When a real estate investment firm recruits two top industry professionals in the space of two months, it typically signals a major transition at the firm.
Such was the case with AVP Advisors, which brought on Suzanne West, the co-founder of Park Madison Partners, a New York-based placement agent, as a managing principal in August. Two months later, Eliza Bailey
, the former head of real estate debt at Partners Group, joined as the fourth managing principal.
The reshuffling of the senior leadership team at the firm – which also includes managing principals Barry Chase and Amy Ko – has coincided with the launch of its new investment vehicle, the follow-up to its $400 million debut commingled fund in 2006. “We needed to add to our senior staff in order to really be effective in executing our new strategy of investing through programmatic joint ventures rather than funds,” said Chase.
While Chase, West and Bailey all will be involved in sourcing, underwriting, asset management and mentoring of emerging managers, West additionally will be the primary capital raiser for the vehicle. Meanwhile, both West and Bailey will be utilizing their prior previous work with emerging managers to advance the firm’s new investment strategy of investing in local operating partners through joint ventures.
“Our first vehicle was a fund-of-funds, so we really didn’t have control over investment decisions, we didn’t have control over major decisions,” said Chase, explaining the strategy shift. “Under our new programmatic JV structure, we’re going to really have more of an opportunity to really be able to mentor and guide.”
AVP, which previously backed groups such as Exeter Property Group and Abacus Capital Group, declined to provide specifics on the fund, but PERE understands that the vehicle, AVP Partnership Ventures II, will target $500 million in commitments. A first closing of $200 million is anticipated for the first quarter.
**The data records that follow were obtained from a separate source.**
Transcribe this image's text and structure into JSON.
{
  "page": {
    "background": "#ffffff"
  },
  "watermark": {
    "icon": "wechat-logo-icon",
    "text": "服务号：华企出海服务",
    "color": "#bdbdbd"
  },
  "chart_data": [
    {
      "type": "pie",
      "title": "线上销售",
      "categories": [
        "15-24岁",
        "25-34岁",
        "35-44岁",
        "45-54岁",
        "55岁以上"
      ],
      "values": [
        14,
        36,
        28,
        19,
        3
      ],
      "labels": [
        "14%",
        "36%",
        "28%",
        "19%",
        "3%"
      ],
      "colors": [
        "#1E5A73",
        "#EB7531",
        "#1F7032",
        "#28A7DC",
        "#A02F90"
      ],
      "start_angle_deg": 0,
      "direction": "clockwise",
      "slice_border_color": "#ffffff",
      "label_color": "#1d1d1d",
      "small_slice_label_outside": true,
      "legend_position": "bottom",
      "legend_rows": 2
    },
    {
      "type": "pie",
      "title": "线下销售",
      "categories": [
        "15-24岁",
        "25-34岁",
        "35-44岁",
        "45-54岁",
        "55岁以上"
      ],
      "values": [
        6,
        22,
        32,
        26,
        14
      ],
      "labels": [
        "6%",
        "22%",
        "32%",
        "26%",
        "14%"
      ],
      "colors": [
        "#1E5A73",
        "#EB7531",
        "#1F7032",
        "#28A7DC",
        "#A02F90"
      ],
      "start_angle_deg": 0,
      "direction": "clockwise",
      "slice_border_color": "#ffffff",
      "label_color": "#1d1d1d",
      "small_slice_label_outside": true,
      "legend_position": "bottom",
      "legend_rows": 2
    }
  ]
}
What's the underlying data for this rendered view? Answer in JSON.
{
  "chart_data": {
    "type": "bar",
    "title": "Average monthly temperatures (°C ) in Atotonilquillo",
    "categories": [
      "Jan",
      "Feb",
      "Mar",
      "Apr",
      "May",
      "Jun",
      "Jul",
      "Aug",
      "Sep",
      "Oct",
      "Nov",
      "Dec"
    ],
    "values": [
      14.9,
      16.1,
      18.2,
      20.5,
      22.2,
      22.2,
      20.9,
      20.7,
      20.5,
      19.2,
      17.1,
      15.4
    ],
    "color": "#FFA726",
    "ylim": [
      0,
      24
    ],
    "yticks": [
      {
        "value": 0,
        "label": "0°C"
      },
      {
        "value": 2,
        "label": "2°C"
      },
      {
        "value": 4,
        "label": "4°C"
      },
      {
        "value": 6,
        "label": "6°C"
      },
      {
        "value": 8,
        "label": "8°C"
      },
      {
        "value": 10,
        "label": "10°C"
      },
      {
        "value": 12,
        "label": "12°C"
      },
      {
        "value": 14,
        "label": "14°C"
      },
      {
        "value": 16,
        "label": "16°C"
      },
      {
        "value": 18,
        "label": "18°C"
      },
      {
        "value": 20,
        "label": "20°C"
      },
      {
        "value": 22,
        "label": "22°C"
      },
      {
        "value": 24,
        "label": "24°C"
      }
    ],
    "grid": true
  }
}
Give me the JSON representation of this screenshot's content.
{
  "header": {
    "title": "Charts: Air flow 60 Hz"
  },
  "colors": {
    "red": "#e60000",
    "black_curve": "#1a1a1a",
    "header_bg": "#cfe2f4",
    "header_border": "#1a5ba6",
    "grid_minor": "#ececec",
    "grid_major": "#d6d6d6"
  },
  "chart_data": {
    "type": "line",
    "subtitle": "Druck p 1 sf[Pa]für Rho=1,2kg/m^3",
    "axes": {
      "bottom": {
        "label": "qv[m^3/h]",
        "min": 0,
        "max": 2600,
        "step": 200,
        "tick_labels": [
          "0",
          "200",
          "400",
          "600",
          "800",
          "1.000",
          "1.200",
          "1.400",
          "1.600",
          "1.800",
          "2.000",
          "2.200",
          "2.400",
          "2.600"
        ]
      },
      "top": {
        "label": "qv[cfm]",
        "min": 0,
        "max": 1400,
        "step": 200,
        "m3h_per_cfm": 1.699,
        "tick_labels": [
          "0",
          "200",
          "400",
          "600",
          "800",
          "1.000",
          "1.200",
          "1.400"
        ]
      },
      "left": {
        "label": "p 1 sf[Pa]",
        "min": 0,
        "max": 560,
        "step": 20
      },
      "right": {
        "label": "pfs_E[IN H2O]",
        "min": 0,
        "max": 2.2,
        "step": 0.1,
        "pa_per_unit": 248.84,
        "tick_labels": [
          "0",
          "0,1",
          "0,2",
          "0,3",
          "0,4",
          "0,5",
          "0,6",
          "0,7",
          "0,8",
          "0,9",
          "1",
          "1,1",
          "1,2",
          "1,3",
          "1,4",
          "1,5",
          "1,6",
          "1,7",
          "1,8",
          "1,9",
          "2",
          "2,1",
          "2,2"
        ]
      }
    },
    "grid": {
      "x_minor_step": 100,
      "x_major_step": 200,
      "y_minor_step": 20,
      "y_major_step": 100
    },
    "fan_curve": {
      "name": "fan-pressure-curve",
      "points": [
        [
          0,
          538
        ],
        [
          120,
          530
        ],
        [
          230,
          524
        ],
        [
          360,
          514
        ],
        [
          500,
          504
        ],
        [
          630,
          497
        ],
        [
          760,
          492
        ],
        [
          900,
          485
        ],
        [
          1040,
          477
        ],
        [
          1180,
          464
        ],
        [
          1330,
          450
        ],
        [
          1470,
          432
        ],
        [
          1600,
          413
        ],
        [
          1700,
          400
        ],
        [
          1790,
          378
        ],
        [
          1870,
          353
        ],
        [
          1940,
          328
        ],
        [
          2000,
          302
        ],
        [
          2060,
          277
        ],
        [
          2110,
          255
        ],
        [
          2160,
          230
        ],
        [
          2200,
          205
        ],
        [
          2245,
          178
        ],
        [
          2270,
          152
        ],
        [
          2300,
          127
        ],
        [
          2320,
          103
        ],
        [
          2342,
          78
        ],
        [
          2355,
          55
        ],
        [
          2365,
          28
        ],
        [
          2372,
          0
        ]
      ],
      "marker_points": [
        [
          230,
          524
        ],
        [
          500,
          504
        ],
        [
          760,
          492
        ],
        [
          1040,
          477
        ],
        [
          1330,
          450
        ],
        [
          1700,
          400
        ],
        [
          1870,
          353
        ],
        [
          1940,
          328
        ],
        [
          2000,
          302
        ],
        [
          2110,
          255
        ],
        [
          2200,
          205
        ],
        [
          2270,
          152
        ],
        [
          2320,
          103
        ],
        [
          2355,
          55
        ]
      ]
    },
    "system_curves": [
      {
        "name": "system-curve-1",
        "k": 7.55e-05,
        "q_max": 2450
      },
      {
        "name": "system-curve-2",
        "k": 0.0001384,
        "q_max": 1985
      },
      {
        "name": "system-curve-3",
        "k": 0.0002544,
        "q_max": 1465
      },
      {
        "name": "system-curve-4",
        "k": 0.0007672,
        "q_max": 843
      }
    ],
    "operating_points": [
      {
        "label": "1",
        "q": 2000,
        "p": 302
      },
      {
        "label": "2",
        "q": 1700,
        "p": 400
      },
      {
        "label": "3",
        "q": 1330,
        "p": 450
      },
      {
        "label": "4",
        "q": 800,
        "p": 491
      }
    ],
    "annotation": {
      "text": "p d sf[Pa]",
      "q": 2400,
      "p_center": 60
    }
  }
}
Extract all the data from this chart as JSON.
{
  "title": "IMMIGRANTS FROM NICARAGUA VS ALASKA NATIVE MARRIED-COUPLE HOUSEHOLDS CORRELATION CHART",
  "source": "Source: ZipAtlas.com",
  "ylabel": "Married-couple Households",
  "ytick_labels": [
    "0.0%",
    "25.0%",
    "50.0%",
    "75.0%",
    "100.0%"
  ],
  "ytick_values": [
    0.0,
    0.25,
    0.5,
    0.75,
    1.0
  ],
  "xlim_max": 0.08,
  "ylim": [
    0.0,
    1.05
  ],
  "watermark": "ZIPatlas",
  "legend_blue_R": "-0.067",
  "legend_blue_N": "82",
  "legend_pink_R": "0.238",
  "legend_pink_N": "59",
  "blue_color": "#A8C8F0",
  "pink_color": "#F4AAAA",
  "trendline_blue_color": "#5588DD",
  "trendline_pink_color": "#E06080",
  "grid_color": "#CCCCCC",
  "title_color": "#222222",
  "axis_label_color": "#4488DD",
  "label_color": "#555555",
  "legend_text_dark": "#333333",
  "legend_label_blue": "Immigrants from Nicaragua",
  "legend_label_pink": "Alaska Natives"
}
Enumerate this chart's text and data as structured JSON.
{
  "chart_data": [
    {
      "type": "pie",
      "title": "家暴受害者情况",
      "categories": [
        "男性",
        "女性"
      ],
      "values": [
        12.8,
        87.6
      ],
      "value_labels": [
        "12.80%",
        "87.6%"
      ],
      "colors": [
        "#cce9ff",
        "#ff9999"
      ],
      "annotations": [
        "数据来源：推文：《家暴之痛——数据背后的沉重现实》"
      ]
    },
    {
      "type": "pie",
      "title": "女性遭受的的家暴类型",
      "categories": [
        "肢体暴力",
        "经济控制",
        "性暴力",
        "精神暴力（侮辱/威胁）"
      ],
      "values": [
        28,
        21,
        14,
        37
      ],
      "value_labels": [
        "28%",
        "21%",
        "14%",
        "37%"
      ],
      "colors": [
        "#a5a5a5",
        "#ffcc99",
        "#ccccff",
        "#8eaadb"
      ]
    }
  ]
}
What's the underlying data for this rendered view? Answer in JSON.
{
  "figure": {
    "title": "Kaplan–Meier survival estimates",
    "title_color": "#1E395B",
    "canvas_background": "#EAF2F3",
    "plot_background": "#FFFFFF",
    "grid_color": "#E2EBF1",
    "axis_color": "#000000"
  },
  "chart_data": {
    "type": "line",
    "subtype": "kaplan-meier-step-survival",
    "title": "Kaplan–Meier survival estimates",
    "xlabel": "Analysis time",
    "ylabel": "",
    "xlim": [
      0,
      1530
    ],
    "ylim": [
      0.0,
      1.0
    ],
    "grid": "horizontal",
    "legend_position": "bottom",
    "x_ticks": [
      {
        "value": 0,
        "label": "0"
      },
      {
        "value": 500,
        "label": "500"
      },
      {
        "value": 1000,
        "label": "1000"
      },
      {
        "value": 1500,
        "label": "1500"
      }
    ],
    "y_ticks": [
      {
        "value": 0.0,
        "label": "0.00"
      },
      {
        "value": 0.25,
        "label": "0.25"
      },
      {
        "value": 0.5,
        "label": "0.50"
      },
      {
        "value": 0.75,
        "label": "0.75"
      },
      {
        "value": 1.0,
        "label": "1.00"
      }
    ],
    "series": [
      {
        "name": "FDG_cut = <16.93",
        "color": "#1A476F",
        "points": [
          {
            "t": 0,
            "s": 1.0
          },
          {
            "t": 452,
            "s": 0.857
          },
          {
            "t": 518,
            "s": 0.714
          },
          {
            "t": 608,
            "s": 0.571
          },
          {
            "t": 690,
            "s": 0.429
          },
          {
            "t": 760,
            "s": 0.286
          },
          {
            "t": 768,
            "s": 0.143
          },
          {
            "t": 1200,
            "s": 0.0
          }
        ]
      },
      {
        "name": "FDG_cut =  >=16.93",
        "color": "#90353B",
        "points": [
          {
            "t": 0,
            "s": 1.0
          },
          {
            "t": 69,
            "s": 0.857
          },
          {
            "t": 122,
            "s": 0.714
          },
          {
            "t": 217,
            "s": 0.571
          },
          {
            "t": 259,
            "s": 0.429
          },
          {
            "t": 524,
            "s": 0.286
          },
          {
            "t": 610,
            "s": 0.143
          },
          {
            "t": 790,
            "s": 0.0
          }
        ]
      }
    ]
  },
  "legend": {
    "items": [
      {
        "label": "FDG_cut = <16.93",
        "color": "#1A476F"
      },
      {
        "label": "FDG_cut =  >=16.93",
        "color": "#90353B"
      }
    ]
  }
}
The new strategy also capitalizes on the growing trend among institutional investors to go direct with operators, as opposed to investing in commingled funds, adds West. “They want to get closer to the real estate and the decisions that are being made at the property level, but there’s also an element of questioning certain aspects of the commingled fund structure,” she said. “There’s a view right now that if they go direct and they go through programmatic JVs, they will have better execution with a better source of deal flow, and be able to ‘turn the spigot off’ if the circumstances change.”
Adds Chase: “It’s a challenging market environment to find compelling investment opportunities.” Because of their specialized knowledge and expertise, local operators have a competitive advantage in sourcing and executing on deals in their particular markets and property types.
With its new fund, AVP will be adopting a so-called farm team approach, which will allow investors to openly interact with the operating partners. This is distinct from a typical allocator fund, where “there is generally no attempt or desire to make introductions and facilitate direct relationships with the underlying managers,” says Chase. “That is a very significant part of our strategy.”
AVP expects to invest in six to eight operating partners through the new vehicle. In most cases, participating managers will be smaller groups that have not previously raised institutional capital or do not want to raise capital through a fund format. However, AVP is adopting a strategy first, manager second, approach in selecting the operators for its program.
“It’s going to be really more about their ability to execute a strategy that we have looked at and want to do,” says Bailey. “So if we’re looking at a city or looking at a market, if we determine through our research that multifamily is well-positioned and it should be in a certain area, we’re going to look for the best manager to execute that strategy, and that’s going to be our criteria.”
With its first vehicle, AVP considered firms “graduated” once their assets under management reached a certain size. Now, graduation will be more broadly defined as when the operator is able to access institutional capital directly, either through its own joint venture or fund. Given investors’ own desires to go direct, cap-and-gown time may happen sooner rather than later.